Welfare

Attacks in Nice: talking with children


Difficult responsibility for parents: talk to children about what happened, with sensitivity and taking into account their need for reassurance. Since January 2015, Françoise Guérin, clinical psychologist, notes how much the attacks have echoes in his office, where she receives many children and parents. We asked him for advice.

This attack occurs in summer, at a time when families are sometimes disconnected from the news. Should we take the opportunity to spare this news to children?

  • It's a safe bet that kids will hear about it anyway: by catching a conversation on the beach, on a train, by the TV in a restaurant or by the radio in the car. Do not trust that they are looking elsewhere or continuing to play. It is often believed that a child hears better when he looks at the adult in the eyes: it is false. Faced with information difficult to apprehend for him, the child looks away, does something else, but he listens! It is in the nature of children to be curious and open to their environment. We must assume that they have grasped something of what happened.

What to say, then?

  • If they have been confronted by images on TV, or have heard a radio flash, it is better to talk about it immediately. Otherwise, let the questions come. We can start from what they understood, from what they saw, and try to make them say what they felt: it's scary, it makes you sad, it makes you angry ... If they do not do not have the ability to put words on their emotions, we can say, we, what we feel.
  • As much as a summary of the facts, and if possible, not to provide details they did not know. Because the children cling to the details ("There were children? They were how old? And the truck, it was what color? What was that brand? ...") and by these details, they identify. A very strong identification can be a factor of great anxiety. Saying the minimum and leaving the door open is a good strategy: "We can talk about it later, if you want."
  • Attention, some young children can "go into a spin" in endless questioning that translate their distress. The questions are linked without appeasement. In this case, we must allow ourselves to put an end to this "whirlwind" which causes anxiety to mount. "That's enough. Let's do something else ... "It is also important to repeat that there are no answers to everything.

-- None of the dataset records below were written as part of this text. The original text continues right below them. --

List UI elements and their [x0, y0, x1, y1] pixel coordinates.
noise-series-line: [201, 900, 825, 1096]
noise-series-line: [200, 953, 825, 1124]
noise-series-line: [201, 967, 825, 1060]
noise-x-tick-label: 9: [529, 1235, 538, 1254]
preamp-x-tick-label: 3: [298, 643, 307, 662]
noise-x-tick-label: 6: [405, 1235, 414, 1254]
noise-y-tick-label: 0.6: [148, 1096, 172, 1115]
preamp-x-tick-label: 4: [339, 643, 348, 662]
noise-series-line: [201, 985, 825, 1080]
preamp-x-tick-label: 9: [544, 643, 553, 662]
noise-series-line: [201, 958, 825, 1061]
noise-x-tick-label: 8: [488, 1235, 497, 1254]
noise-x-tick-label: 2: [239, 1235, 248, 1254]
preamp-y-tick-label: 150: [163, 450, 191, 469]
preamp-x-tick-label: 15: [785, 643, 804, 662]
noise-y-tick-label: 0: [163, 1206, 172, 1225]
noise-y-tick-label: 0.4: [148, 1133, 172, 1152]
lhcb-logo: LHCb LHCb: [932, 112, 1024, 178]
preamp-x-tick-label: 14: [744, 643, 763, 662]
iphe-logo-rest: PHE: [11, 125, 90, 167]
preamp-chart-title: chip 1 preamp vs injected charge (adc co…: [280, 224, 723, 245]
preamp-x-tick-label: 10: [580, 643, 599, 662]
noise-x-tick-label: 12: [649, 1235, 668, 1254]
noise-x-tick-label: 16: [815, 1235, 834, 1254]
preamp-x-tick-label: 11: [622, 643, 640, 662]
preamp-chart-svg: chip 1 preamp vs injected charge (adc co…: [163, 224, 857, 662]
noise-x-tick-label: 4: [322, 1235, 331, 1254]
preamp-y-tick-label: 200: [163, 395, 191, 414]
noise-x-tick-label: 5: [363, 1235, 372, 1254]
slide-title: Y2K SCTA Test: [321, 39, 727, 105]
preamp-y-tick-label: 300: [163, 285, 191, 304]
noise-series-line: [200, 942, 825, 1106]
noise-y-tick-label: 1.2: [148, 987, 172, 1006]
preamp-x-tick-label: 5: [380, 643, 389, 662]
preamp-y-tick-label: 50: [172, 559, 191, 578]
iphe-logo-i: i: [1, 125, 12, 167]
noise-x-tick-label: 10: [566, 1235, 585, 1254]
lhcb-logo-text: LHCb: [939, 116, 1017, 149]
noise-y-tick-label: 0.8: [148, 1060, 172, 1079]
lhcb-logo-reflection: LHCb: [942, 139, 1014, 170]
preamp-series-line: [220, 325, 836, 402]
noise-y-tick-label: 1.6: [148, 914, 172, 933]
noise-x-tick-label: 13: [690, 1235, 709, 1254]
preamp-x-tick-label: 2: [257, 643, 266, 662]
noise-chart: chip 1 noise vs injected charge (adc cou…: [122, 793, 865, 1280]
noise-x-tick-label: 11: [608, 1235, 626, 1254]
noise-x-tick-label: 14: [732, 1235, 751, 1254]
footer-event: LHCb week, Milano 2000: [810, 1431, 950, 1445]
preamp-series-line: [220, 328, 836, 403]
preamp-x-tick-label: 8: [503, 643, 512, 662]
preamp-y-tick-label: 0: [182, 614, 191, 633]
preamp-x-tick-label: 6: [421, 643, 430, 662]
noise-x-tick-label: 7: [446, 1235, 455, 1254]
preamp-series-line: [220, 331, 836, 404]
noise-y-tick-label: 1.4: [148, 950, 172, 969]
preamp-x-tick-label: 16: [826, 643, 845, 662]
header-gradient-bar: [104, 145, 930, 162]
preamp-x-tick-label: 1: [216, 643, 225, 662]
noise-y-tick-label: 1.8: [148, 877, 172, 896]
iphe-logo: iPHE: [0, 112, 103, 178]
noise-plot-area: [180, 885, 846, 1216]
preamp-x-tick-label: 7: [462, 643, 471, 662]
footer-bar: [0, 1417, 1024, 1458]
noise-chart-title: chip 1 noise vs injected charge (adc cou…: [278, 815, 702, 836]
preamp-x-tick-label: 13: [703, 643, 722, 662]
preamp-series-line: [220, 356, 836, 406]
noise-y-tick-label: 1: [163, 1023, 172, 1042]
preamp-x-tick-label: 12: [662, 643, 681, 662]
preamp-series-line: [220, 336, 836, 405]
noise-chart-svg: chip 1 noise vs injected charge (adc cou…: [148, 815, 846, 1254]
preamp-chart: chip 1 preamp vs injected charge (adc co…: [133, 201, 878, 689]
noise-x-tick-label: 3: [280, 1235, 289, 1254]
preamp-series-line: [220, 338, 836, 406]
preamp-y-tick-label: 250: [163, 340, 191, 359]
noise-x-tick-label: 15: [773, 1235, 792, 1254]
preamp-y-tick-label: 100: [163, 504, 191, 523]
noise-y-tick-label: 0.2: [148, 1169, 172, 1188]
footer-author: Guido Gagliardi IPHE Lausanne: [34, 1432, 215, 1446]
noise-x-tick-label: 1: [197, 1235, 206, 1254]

The images are difficult to sustain ...

  • As much as possible, children should be spared exposure to images. In the field of news, the impact of images is far superior to that of speech. The images of the real (bodies of the victims, panic, wounded, blood, face of the aggressors ...) are impossible to treat: on the psychical plane, one does not know what to do with it, it is besides why they "snatch". The "too real" is a source of anxiety, it is important to reduce the crudity. In consultation, I received children who had seen too much. One of them, for example, saw in his nightmares the faces of the alleged killers of the Bataclan attacks.